In relationships at Yale, I’ve noticed that the women tend to be psychologically stronger and more stable. Women are also bolder. I’ve known more women who’ve asked men out on dates than the other way around. Other observations: Women tend to partake more in campus events and clubs, are less awkward, are more likely to own up to mistakes, are more open-minded, have more comprehensive and accurate viewpoints in discussions and are more likely to be friendly and introduce themselves at social gatherings. In my family, my mother’s job brings in more income than my father’s. In my extended family, the wives tend to be more active in financial decisions than their husbands and are more vocal and social at family parties.
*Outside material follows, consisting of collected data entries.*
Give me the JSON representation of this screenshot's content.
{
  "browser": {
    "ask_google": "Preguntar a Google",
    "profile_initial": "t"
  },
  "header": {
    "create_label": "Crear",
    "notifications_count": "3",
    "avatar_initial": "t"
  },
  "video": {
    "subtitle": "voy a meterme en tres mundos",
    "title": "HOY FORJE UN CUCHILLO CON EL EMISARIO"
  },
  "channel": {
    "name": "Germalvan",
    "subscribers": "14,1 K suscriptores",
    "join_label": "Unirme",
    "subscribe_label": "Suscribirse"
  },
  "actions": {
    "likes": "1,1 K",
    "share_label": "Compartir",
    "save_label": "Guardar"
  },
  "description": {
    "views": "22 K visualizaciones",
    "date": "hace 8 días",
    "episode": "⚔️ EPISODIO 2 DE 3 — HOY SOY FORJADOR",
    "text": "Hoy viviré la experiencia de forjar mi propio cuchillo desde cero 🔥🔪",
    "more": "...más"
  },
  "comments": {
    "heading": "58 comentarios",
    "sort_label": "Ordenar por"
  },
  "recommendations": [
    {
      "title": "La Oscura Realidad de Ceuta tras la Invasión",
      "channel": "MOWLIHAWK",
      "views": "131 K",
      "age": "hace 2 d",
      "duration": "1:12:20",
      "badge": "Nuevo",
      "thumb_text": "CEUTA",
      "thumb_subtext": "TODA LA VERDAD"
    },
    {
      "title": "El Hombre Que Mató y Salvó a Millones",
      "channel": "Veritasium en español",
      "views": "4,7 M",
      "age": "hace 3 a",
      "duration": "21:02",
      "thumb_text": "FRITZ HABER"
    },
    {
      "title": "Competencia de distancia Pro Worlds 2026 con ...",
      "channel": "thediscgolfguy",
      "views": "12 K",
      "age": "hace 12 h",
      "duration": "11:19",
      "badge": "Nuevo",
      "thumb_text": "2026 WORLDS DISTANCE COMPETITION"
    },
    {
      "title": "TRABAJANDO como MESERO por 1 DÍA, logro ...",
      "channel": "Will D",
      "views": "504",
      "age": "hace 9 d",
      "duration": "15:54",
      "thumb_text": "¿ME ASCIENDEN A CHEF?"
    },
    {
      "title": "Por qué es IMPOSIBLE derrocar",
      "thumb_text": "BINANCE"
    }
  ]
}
My argument has many flaws — Yale and my personal experiences may not reflect society at large. Or perhaps there’s a tortoise and the hare effect: Women are getting ahead while men aren’t looking. We are seeing the residue of old gender constructions: Women are reacting against the criticism of femininity by taking on masculine qualities.

But it’s important to ask what it would mean if we’re entering an age where females have found the perfect blend of femininity and masculinity. It would mean that femaleness is no longer self-contained, and so corrosion of the definition of maleness may follow. Males may then be spurred to emulate positive feminine qualities, while females can feel free to be both empowered and girly. Ultimately, the function of gender in our identities may be only to signal biological compatibility.